Anissa-Jane
29 April to 10 June 2005
Launch Event: Thursday 28th April, 6.30-9.00pm
198 Gallery
is pleased to present the first major solo exhibition of work by Anissa-Jane,
a young emerging artist based in London.
Presenting
work developed from her project Wo-manifestation, an exploration of
her roots, Anissa-Jane investigates personal and collective experiences
of cultural displacement and their effects. Her non-wearable garments
made using materials such as brown paper, cocoa butter and hair express
how people have been forced to change and adapt under societal pressures
in their non-native surroundings.
In her
hands, brown paper, a material more familiar used as packaging or as
envelopes, becomes “a metaphor for [her] own brown skin.”
Part of the message is a celebration of “the accomplishments of
[her] forebears who have lived through and adapted to their changing
social situation over the centuries.” While her personal standpoint
is that of a British West Indian female, her work has a wider relevance:
the works can hold meaning for any person who has been subjected to
social forces and pressures that have necessitated changes in their
way of being.
Anissa-Jane draws on fashion, theatre and popular culture for her methodology
and presentation. Made by manipulating brown paper in different ways
such as “twisting, crumpling, oiling, threading and staining,”

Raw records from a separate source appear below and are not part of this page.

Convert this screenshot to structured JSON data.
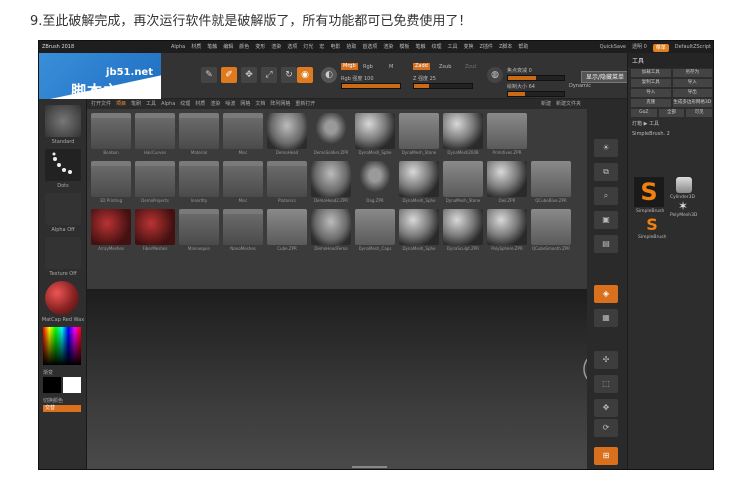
{
  "caption": "9.至此破解完成，再次运行软件就是破解版了，所有功能都可已免费使用了！",
  "app": {
    "title": "ZBrush 2018",
    "menus": [
      "Alpha",
      "材质",
      "笔触",
      "编辑",
      "颜色",
      "变形",
      "渲染",
      "选项",
      "灯光",
      "宏",
      "电影",
      "拾取",
      "首选项",
      "渲染",
      "模板",
      "笔触",
      "纹理",
      "工具",
      "变换",
      "Z插件",
      "Z脚本",
      "帮助"
    ],
    "quicksave": "QuickSave",
    "see_through": "透明 0",
    "menus_btn": "菜单",
    "script": "DefaultZScript"
  },
  "watermark": {
    "url": "jb51.net",
    "name": "脚本之家"
  },
  "toolbar": {
    "popup_button": "显示/隐藏菜单",
    "mrgb": "Mrgb",
    "rgb": "Rgb",
    "m": "M",
    "zadd": "Zadd",
    "zsub": "Zsub",
    "zcut": "Zcut",
    "rgb_intensity": "Rgb 强度 100",
    "z_intensity": "Z 强度 25",
    "focal_shift": "焦点衰减 0",
    "draw_size": "绘制大小 64",
    "dynamic": "Dynamic",
    "edit_label": "编辑",
    "draw_label": "绘制",
    "move_label": "移动",
    "scale_label": "缩放",
    "rotate_label": "旋转"
  },
  "left_panel": {
    "items": [
      "Standard",
      "Dots",
      "Alpha Off",
      "Texture Off",
      "MatCap Red Wax"
    ],
    "gradient": "渐变",
    "switch_color": "切换颜色",
    "alternate": "交替"
  },
  "lightbox": {
    "tabs": [
      "打开文件",
      "项目",
      "笔刷",
      "工具",
      "Alpha",
      "纹理",
      "材质",
      "渲染",
      "噪波",
      "网格",
      "文档",
      "阵列网格",
      "重新打开"
    ],
    "active_tab": "项目",
    "right_tabs": [
      "新建",
      "新建文件夹"
    ],
    "items": [
      {
        "name": "Bonbon",
        "kind": "folder"
      },
      {
        "name": "HairCurves",
        "kind": "folder"
      },
      {
        "name": "Material",
        "kind": "folder"
      },
      {
        "name": "Misc",
        "kind": "folder"
      },
      {
        "name": "DemoHead",
        "kind": "head"
      },
      {
        "name": "DemoSoldier.ZPR",
        "kind": "figure"
      },
      {
        "name": "DynaMesh_Sphe",
        "kind": "sphere"
      },
      {
        "name": "DynaMesh_Stone",
        "kind": "flat"
      },
      {
        "name": "DynaMesh2048",
        "kind": "sphere"
      },
      {
        "name": "Primitives.ZPR",
        "kind": "flat"
      },
      {
        "name": "",
        "kind": "none"
      },
      {
        "name": "3D Printing",
        "kind": "folder"
      },
      {
        "name": "DemoProjects",
        "kind": "folder"
      },
      {
        "name": "Insertlty",
        "kind": "folder"
      },
      {
        "name": "Misc",
        "kind": "folder"
      },
      {
        "name": "Platonics",
        "kind": "folder"
      },
      {
        "name": "DemoHead2.ZPR",
        "kind": "head"
      },
      {
        "name": "Dog.ZPR",
        "kind": "figure"
      },
      {
        "name": "DynaMesh_Sphe",
        "kind": "sphere"
      },
      {
        "name": "DynaMesh_Stone",
        "kind": "flat"
      },
      {
        "name": "Owl.ZPR",
        "kind": "sphere"
      },
      {
        "name": "QCubeBlue.ZPR",
        "kind": "flat"
      },
      {
        "name": "ArrayMeshes",
        "kind": "red"
      },
      {
        "name": "FiberMeshes",
        "kind": "red"
      },
      {
        "name": "Mannequin",
        "kind": "folder"
      },
      {
        "name": "NanoMeshes",
        "kind": "folder"
      },
      {
        "name": "Cube.ZPR",
        "kind": "flat"
      },
      {
        "name": "DemoHeadFema",
        "kind": "head"
      },
      {
        "name": "DynaMesh_Caps",
        "kind": "flat"
      },
      {
        "name": "DynaMesh_Sphe",
        "kind": "sphere"
      },
      {
        "name": "DynaSculpt.ZPR",
        "kind": "sphere"
      },
      {
        "name": "PolySphere.ZPR",
        "kind": "sphere"
      },
      {
        "name": "QCubeSmooth.ZPR",
        "kind": "flat"
      }
    ]
  },
  "tool_panel": {
    "title": "工具",
    "rows": [
      [
        "加载工具",
        "另存为"
      ],
      [
        "复制工具",
        "导入"
      ],
      [
        "导入",
        "导出"
      ],
      [
        "克隆",
        "生成多边形网格3D"
      ],
      [
        "GoZ",
        "全部",
        "可见"
      ]
    ],
    "lightbox_label": "灯箱 ▶ 工具",
    "simple_brush": "SimpleBrush. 2",
    "brushes": [
      "SimpleBrush",
      "Cylinder3D",
      "PolyMesh3D",
      "SimpleBrush"
    ]
  }
}
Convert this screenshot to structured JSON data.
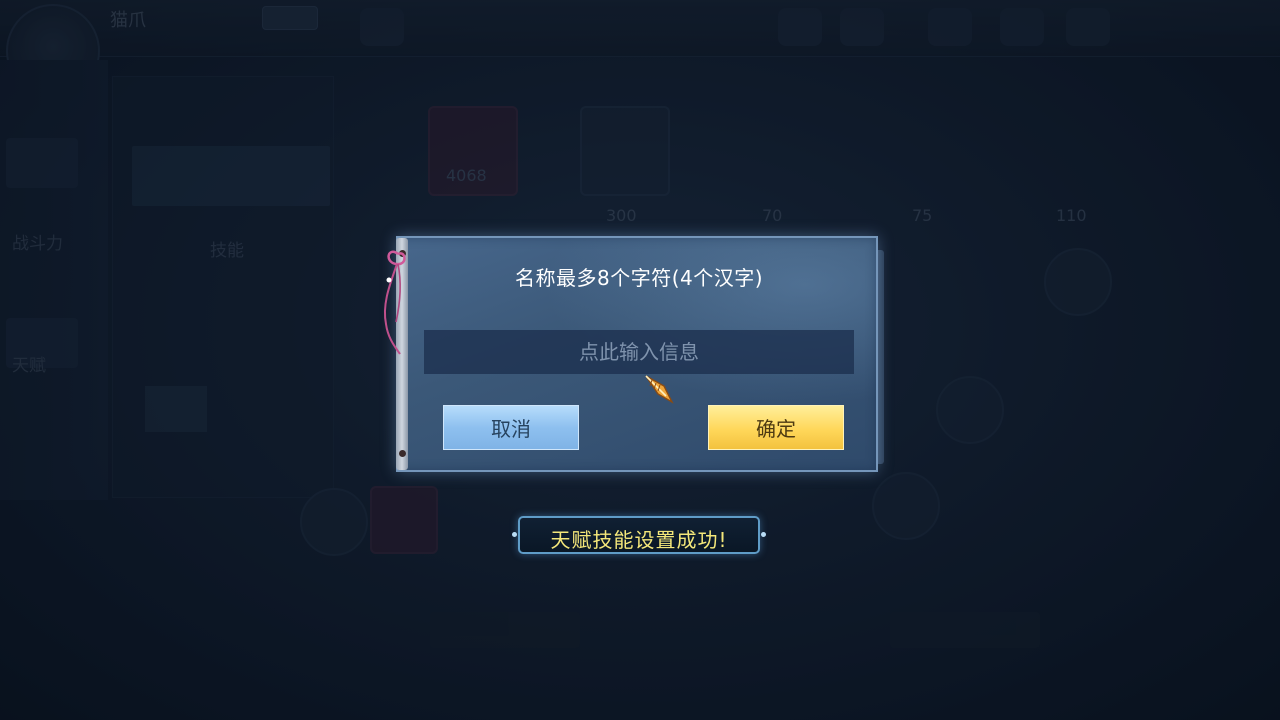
{
  "background": {
    "player_name": "猫爪",
    "left_texts": [
      "战斗力",
      "天赋",
      "技能"
    ],
    "slot_values": [
      "4068",
      "300",
      "70",
      "75",
      "110"
    ]
  },
  "dialog": {
    "title": "名称最多8个字符(4个汉字)",
    "input_placeholder": "点此输入信息",
    "input_value": "",
    "cancel_label": "取消",
    "confirm_label": "确定"
  },
  "toast": {
    "message": "天赋技能设置成功!"
  },
  "colors": {
    "dialog_bg": "#3b5878",
    "cancel_button": "#8ec0ef",
    "confirm_button": "#ffd75a",
    "toast_text": "#f4e77a"
  },
  "icons": {
    "cursor": "feather-pen-cursor-icon",
    "ribbon": "ribbon-icon"
  }
}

her beautifully handcrafted theatrical and sculptural garments such
as Wo-manifestation gain a life of their own, transcending boundaries
and restrictions. The material has changed through these processes,
but its original identity can still be perceived. There are also intriguing
contrasts in
the qualities of her work such as flexibility and fragility, strength
and delicacy.
She has exhibited in many venues in London and the surrounding areas,
including the oh!art centre at Oxford House last year.